You might notice that we keep using the Total
function to calculate the total sum of the digit sums in the list.
What if we perform this summation within CUDA as well? In other words, we pass a list of data to CUDA, and it returns the total sum directly. In this case, the computation is entirely offloaded to CUDA; Mathematica only serves to pass the raw data to CUDA and receive the computed result.
We can write a new CUDA function called cudaDigitSumsTotal
.
cudaDigitSumsTotalCode = "
__global__ void cudaDigitSum(unsigned int* in, unsigned int* out) {
int index = threadIdx.x + blockIdx.x * blockDim.x;
unsigned int n = in[index];
unsigned int sum = 0;
while (n > 0) {
sum += n % 10;
n /= 10;
}
atomicAdd(out, sum);
}
";
The atomicAdd
function is used here to ensure the correctness of the variable during massive concurrent summation. You will almost certainly get incorrect results if you don't use it.
Compile this to cudaDigitSumsTotal
.
cudaDigitSumsTotal = CUDAFunctionLoad[cudaDigitSumsTotalCode, "cudaDigitSum",
{{"UnsignedInteger32", "Input"}, {"UnsignedInteger32", "Output"}}, 1024
];
Load the data into memory.
in = CUDAMemoryLoad[Range[10^8], "UnsignedInteger32"];
out = CUDAMemoryLoad[{0}, "UnsignedInteger32"];
And here are the results:
AbsoluteTiming[
cudaDigitSumsTotal[in, out];
CUDAMemoryGet[out]
]
{0.27297, {3600000001}}
Always remember to free memory.
CUDAMemoryUnload[in];
CUDAMemoryUnload[out];
0.27297 seconds! for a quantity of 10^8
.
Let's try a quantity of 10^9
, but we need to change our data type from unsigned int
, as the result will overflow its range (0 to 4,294,967,295).
atomicAdd
only supports unsigned int
and unsigned long long
.
With the extended range of unsigned long long
(0 to 18,446,744,073,709,551,615), we should handle the sum correctly.
`Needs["CUDALink`"]
cudaDigitSumsTotalExtendCode = "
__global__ void cudaDigitSum(unsigned int* in, unsigned long long * out) {
int index = threadIdx.x + blockIdx.x * blockDim.x;
unsigned int n = in[index];
unsigned long long sum = 0;
while (n > 0) {
sum += n % 10;
n /= 10;
}
atomicAdd(out, sum);
}
";
cudaDigitSumsTotalExtend = CUDAFunctionLoad[cudaDigitSumsTotalExtendCode,
"cudaDigitSum", {{"UnsignedInteger32", "Input"}, {"Integer64", "Output"
}}, 1024];
in = CUDAMemoryLoad[Range[10^9], "UnsignedInteger32"];
out = CUDAMemoryLoad[{0}, "Integer64"];
AbsoluteTiming[
cudaDigitSumsTotalExtend[in, out];
CUDAMemoryGet[out]
]
CUDAMemoryUnload[in];
CUDAMemoryUnload[out];
{2.73938, {40500000001}}
2.7 seconds. This is where we end up.
Let's do a quick review. Compared to the initial native approach, which took 12 seconds for
n = 10^6
, we've now reached 2.7 seconds for n = 10^9
. That's more than 4,000 times faster, without changing the algorithm itself at all.
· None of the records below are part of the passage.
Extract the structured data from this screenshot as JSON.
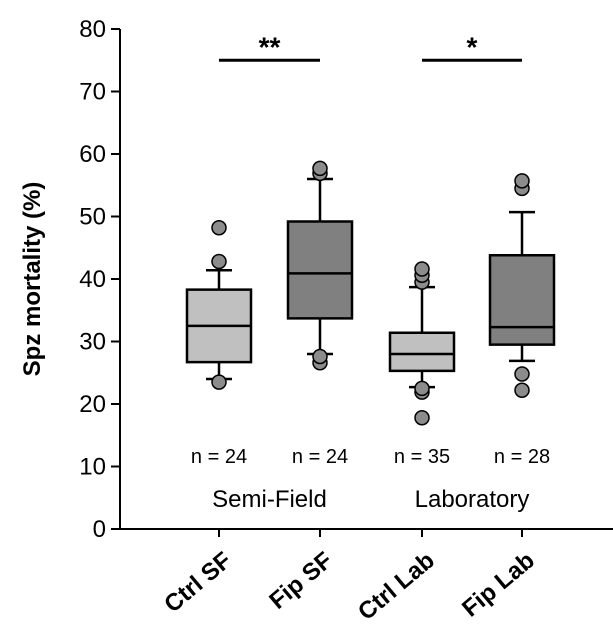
{
  "chart_data": {
    "type": "box",
    "ylabel": "Spz mortality (%)",
    "ylim": [
      0,
      80
    ],
    "yticks": [
      0,
      10,
      20,
      30,
      40,
      50,
      60,
      70,
      80
    ],
    "grid": false,
    "categories": [
      "Ctrl SF",
      "Fip SF",
      "Ctrl Lab",
      "Fip Lab"
    ],
    "boxes": [
      {
        "category": "Ctrl SF",
        "whisker_low": 24,
        "q1": 26.7,
        "median": 32.5,
        "q3": 38.3,
        "whisker_high": 41.4,
        "outliers": [
          23.5,
          42.8,
          48.2
        ],
        "color": "#c0c0c0"
      },
      {
        "category": "Fip SF",
        "whisker_low": 28,
        "q1": 33.7,
        "median": 40.9,
        "q3": 49.2,
        "whisker_high": 56.0,
        "outliers": [
          26.6,
          27.6,
          56.9,
          57.7
        ],
        "color": "#808080"
      },
      {
        "category": "Ctrl Lab",
        "whisker_low": 22.7,
        "q1": 25.3,
        "median": 28.0,
        "q3": 31.4,
        "whisker_high": 38.7,
        "outliers": [
          17.8,
          21.9,
          22.5,
          39.5,
          40.6,
          41.6
        ],
        "color": "#c0c0c0"
      },
      {
        "category": "Fip Lab",
        "whisker_low": 26.9,
        "q1": 29.5,
        "median": 32.3,
        "q3": 43.8,
        "whisker_high": 50.7,
        "outliers": [
          22.2,
          24.8,
          54.5,
          55.7
        ],
        "color": "#808080"
      }
    ],
    "sample_sizes": [
      "n = 24",
      "n = 24",
      "n = 35",
      "n = 28"
    ],
    "group_labels": [
      "Semi-Field",
      "Laboratory"
    ],
    "significance": [
      {
        "between": [
          "Ctrl SF",
          "Fip SF"
        ],
        "label": "**",
        "y": 75
      },
      {
        "between": [
          "Ctrl Lab",
          "Fip Lab"
        ],
        "label": "*",
        "y": 75
      }
    ]
  }
}
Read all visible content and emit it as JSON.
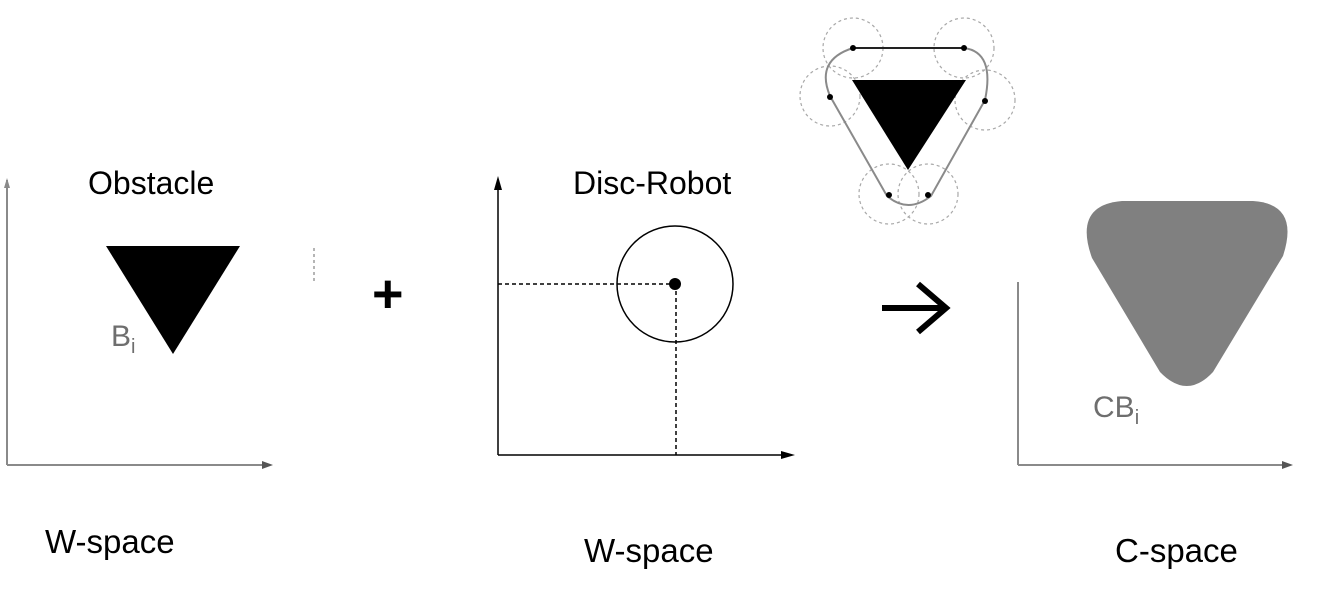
{
  "panels": {
    "obstacle": {
      "title": "Obstacle",
      "symbol_main": "B",
      "symbol_sub": "i",
      "space_label": "W-space"
    },
    "robot": {
      "title": "Disc-Robot",
      "space_label": "W-space"
    },
    "cspace": {
      "symbol_main": "CB",
      "symbol_sub": "i",
      "space_label": "C-space"
    }
  },
  "operators": {
    "plus": "+",
    "arrow": "→"
  },
  "colors": {
    "obstacle_fill": "#000000",
    "cspace_fill": "#808080",
    "axis_gray": "#8a8a8a",
    "guide_circle": "#a8a8a8"
  }
}
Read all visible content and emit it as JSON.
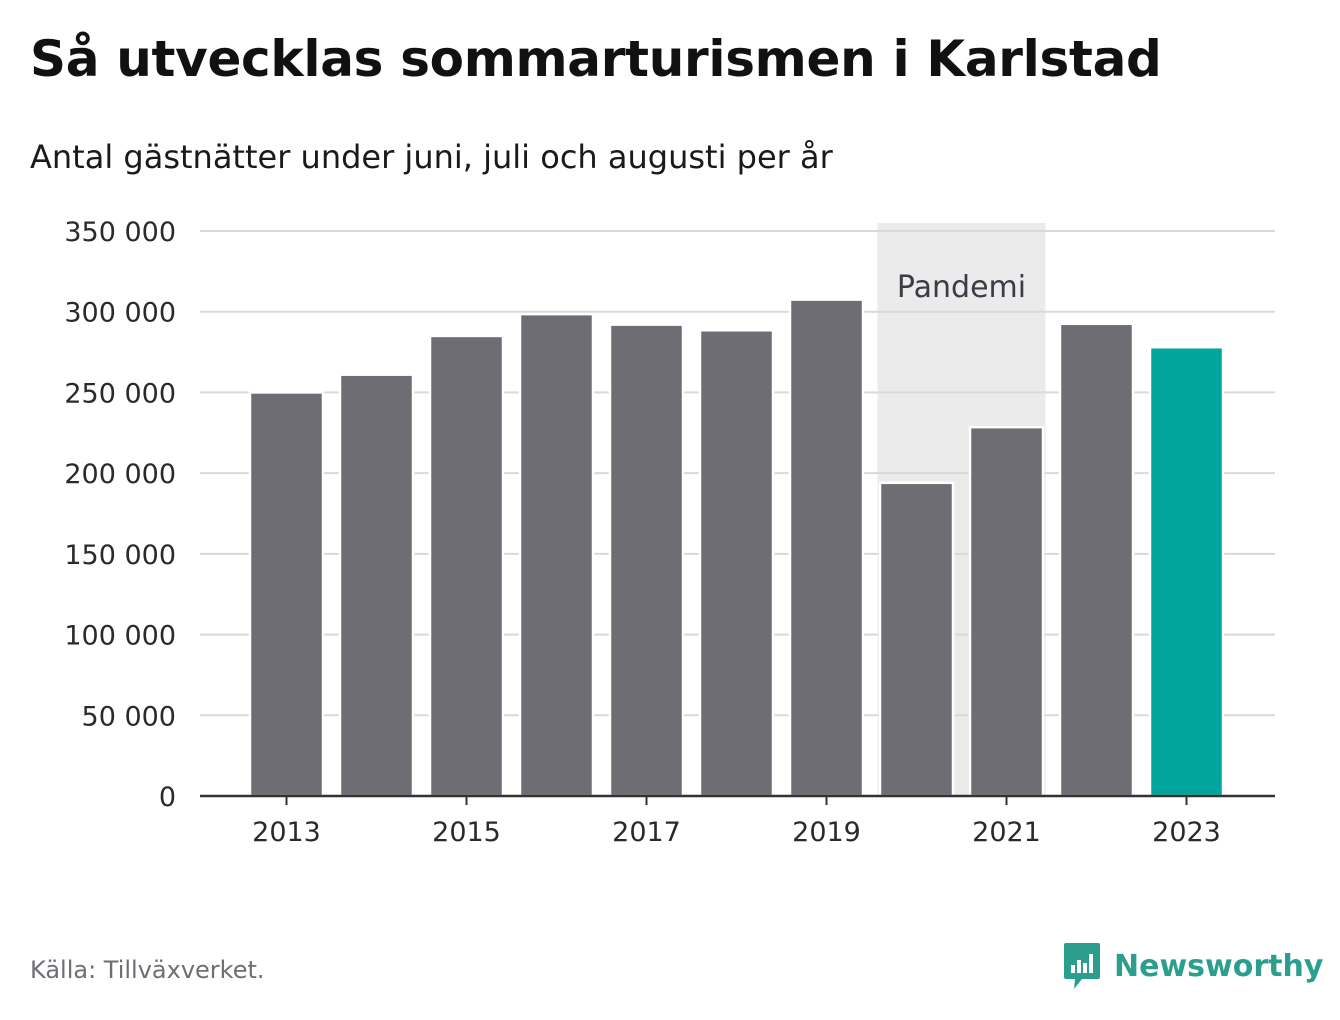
{
  "title": "Så utvecklas sommarturismen i Karlstad",
  "subtitle": "Antal gästnätter under juni, juli och augusti per år",
  "source": "Källa: Tillväxverket.",
  "brand": {
    "name": "Newsworthy",
    "icon": "newsworthy-logo-icon",
    "color": "#2b9e8e"
  },
  "colors": {
    "bar": "#6e6d73",
    "highlight": "#00a69b",
    "shade": "#ebebeb",
    "grid": "#d9d9d9",
    "axis": "#333333"
  },
  "chart_data": {
    "type": "bar",
    "categories": [
      "2013",
      "2014",
      "2015",
      "2016",
      "2017",
      "2018",
      "2019",
      "2020",
      "2021",
      "2022",
      "2023"
    ],
    "values": [
      250000,
      261000,
      285000,
      298500,
      292000,
      288500,
      307500,
      194000,
      228500,
      292500,
      278000
    ],
    "highlight_category": "2023",
    "ylim": [
      0,
      350000
    ],
    "yticks": [
      0,
      50000,
      100000,
      150000,
      200000,
      250000,
      300000,
      350000
    ],
    "ytick_labels": [
      "0",
      "50 000",
      "100 000",
      "150 000",
      "200 000",
      "250 000",
      "300 000",
      "350 000"
    ],
    "xtick_labels": [
      "2013",
      "2015",
      "2017",
      "2019",
      "2021",
      "2023"
    ],
    "grid": true,
    "xlabel": "",
    "ylabel": "",
    "annotation": {
      "label": "Pandemi",
      "from": "2020",
      "to": "2021"
    }
  }
}
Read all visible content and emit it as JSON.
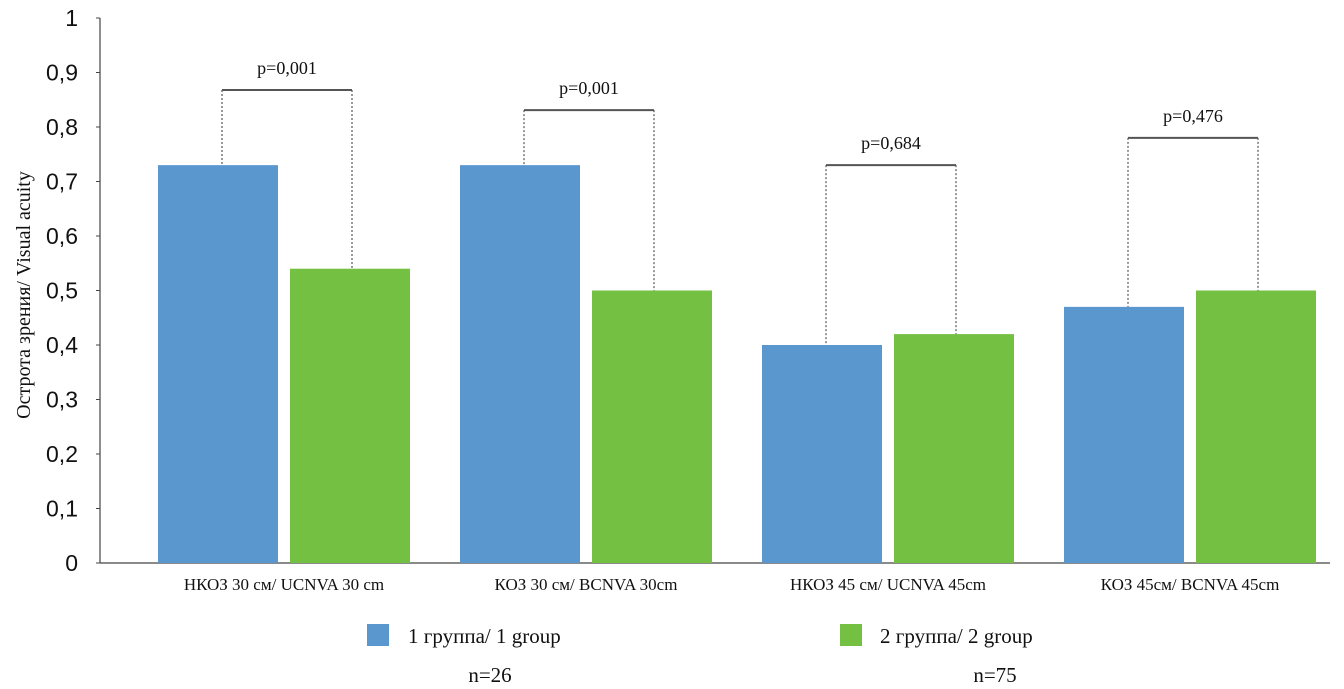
{
  "chart_data": {
    "type": "bar",
    "title": "",
    "xlabel": "",
    "ylabel": "Острота зрения/ Visual acuity",
    "ylim": [
      0,
      1
    ],
    "yticks": [
      "0",
      "0,1",
      "0,2",
      "0,3",
      "0,4",
      "0,5",
      "0,6",
      "0,7",
      "0,8",
      "0,9",
      "1"
    ],
    "grid": false,
    "categories": [
      "НКОЗ 30 см/ UCNVA 30 cm",
      "КОЗ 30 см/ BCNVA 30cm",
      "НКОЗ 45 см/ UCNVA 45cm",
      "КОЗ 45см/ BCNVA 45cm"
    ],
    "series": [
      {
        "name": "1 группа/ 1 group",
        "n_label": "n=26",
        "color": "#5b97cf",
        "values": [
          0.73,
          0.73,
          0.4,
          0.47
        ]
      },
      {
        "name": "2 группа/ 2 group",
        "n_label": "n=75",
        "color": "#74c043",
        "values": [
          0.54,
          0.5,
          0.42,
          0.5
        ]
      }
    ],
    "annotations": [
      {
        "text": "p=0,001",
        "bracket_level": 0.868
      },
      {
        "text": "p=0,001",
        "bracket_level": 0.831
      },
      {
        "text": "p=0,684",
        "bracket_level": 0.73
      },
      {
        "text": "p=0,476",
        "bracket_level": 0.78
      }
    ],
    "legend_position": "bottom"
  }
}
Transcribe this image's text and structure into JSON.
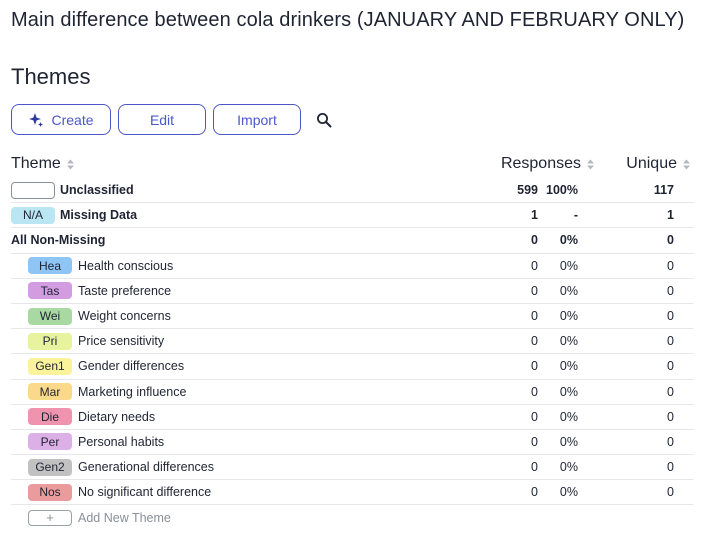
{
  "page": {
    "title": "Main difference between cola drinkers (JANUARY AND FEBRUARY ONLY)",
    "section_title": "Themes"
  },
  "toolbar": {
    "create_label": "Create",
    "edit_label": "Edit",
    "import_label": "Import",
    "accent_color": "#4b57c9",
    "icons": [
      "sparkle-icon",
      "search-icon"
    ]
  },
  "table": {
    "headers": {
      "theme": "Theme",
      "responses": "Responses",
      "unique": "Unique"
    },
    "summary_rows": [
      {
        "badge": "",
        "name": "Unclassified",
        "responses": "599",
        "percent": "100%",
        "unique": "117"
      },
      {
        "badge": "N/A",
        "name": "Missing Data",
        "responses": "1",
        "percent": "-",
        "unique": "1"
      },
      {
        "badge": "",
        "name": "All Non-Missing",
        "responses": "0",
        "percent": "0%",
        "unique": "0"
      }
    ],
    "themes": [
      {
        "code": "Hea",
        "name": "Health conscious",
        "color": "#8ec5f5",
        "responses": "0",
        "percent": "0%",
        "unique": "0"
      },
      {
        "code": "Tas",
        "name": "Taste preference",
        "color": "#d39be0",
        "responses": "0",
        "percent": "0%",
        "unique": "0"
      },
      {
        "code": "Wei",
        "name": "Weight concerns",
        "color": "#a9d9a2",
        "responses": "0",
        "percent": "0%",
        "unique": "0"
      },
      {
        "code": "Pri",
        "name": "Price sensitivity",
        "color": "#e8f3a0",
        "responses": "0",
        "percent": "0%",
        "unique": "0"
      },
      {
        "code": "Gen1",
        "name": "Gender differences",
        "color": "#fbf29c",
        "responses": "0",
        "percent": "0%",
        "unique": "0"
      },
      {
        "code": "Mar",
        "name": "Marketing influence",
        "color": "#fbd98a",
        "responses": "0",
        "percent": "0%",
        "unique": "0"
      },
      {
        "code": "Die",
        "name": "Dietary needs",
        "color": "#ef93ae",
        "responses": "0",
        "percent": "0%",
        "unique": "0"
      },
      {
        "code": "Per",
        "name": "Personal habits",
        "color": "#dcb0e6",
        "responses": "0",
        "percent": "0%",
        "unique": "0"
      },
      {
        "code": "Gen2",
        "name": "Generational differences",
        "color": "#c1c1c1",
        "responses": "0",
        "percent": "0%",
        "unique": "0"
      },
      {
        "code": "Nos",
        "name": "No significant difference",
        "color": "#ea9c9c",
        "responses": "0",
        "percent": "0%",
        "unique": "0"
      }
    ],
    "add_theme_label": "Add New Theme",
    "add_theme_symbol": "+"
  }
}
In conclusion, we've journeyed from a straightforward but inefficient C-style solution to a highly optimized CUDA implementation, achieving a remarkable 4000x speedup. By maintaining a consistent digit-summing algorithm throughout, we've clearly demonstrated the profound impact of various optimization techniques. Functional programming, kernel parallelization, function compilation with optimization, and CUDA GPU acceleration, when strategically applied, can unlock the true potential of Mathematica for computationally intensive tasks. I hope this exploration has provided valuable insights and inspires you to optimize your own code. Thank you for joining me on this journey.